"And yet, not a century earlier, that name was near unknown to anyone who knew anything about the history of painting in France. In fact, it was a German art historian with prodigious visual recall, Hermann Voss, who in 1915 thought to connect two paintings in the Nantes Museum of Fine Arts (respectively signed "GS. de La Tour" and "G. de La Tour") with an unsigned canvas, titled Newborn Child, in Rennes."
"For centuries La Tours had hidden in museum stores under other names: the Netherlandish Caravaggista Gerard van Honthorst; the Spanish artists Jusepe de Ribera, Francisco de Zurbarán and Diego Velázquez; Johannes Vermeer. In a startling illustration of the academy's collective amnesia, even those signed canvases in Nantes were attributed to someone else, a so-called Gerard Seghers. By correcting that mistake, Voss set in motion a quite thrilling chain of rediscoveries. These brought back to life an artist as singular as his known oeuvre is diminutive."

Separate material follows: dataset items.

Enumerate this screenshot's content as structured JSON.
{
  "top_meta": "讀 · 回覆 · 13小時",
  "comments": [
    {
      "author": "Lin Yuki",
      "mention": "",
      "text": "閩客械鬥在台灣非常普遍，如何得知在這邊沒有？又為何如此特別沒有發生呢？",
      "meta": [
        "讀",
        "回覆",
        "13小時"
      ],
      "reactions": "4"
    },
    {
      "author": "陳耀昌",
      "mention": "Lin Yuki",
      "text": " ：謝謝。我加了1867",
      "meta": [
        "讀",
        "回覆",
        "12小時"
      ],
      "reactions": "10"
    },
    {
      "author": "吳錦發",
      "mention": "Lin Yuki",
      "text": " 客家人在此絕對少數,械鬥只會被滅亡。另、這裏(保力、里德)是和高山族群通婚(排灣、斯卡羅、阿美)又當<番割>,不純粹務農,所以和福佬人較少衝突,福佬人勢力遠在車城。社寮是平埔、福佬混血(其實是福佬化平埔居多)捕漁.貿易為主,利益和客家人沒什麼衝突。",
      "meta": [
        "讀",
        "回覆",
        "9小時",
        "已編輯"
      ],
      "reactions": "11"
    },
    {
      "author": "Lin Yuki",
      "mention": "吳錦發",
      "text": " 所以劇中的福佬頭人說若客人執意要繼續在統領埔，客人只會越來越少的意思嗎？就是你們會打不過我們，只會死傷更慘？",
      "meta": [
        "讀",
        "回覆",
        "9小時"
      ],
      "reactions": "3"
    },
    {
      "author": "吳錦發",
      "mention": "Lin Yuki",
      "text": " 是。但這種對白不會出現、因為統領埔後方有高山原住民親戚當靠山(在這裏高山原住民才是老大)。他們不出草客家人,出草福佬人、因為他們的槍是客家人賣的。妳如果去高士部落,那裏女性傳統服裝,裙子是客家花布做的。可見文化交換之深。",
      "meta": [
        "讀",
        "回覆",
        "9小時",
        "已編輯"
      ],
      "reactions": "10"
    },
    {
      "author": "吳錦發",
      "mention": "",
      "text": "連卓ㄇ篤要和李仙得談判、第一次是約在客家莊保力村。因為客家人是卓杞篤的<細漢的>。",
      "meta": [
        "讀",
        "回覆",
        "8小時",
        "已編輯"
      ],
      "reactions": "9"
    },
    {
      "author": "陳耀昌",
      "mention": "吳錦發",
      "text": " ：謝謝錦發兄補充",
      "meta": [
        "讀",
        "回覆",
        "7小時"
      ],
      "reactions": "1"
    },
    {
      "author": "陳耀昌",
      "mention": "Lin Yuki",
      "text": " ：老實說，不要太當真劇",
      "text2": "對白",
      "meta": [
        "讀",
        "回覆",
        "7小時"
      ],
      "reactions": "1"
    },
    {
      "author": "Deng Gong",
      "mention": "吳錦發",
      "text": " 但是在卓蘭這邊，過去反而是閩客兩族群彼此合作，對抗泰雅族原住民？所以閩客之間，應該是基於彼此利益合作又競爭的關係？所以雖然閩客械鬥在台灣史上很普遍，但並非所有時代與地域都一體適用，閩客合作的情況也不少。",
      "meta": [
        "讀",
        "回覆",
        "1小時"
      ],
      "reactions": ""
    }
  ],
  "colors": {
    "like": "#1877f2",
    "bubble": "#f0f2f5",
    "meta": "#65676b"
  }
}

Georges de La Tour remained nearly unknown until 1915, when Hermann Voss connected two signed Nantes paintings with an unsigned Rennes canvas, initiating a broader reassessment. Numerous works formerly attributed to artists such as Gerard van Honthorst, Jusepe de Ribera, Francisco de Zurbarán, Diego Velázquez and Johannes Vermeer were reassigned to La Tour, restoring a distinct but limited body of work. The rediscoveries reestablished La Tour’s singular artistic identity; only 48 paintings are now generally accepted. Current exhibitions, including a Musée Jacquemart-André show, focus on La Tour’s workshop practices and his relation to Caravaggio’s influence.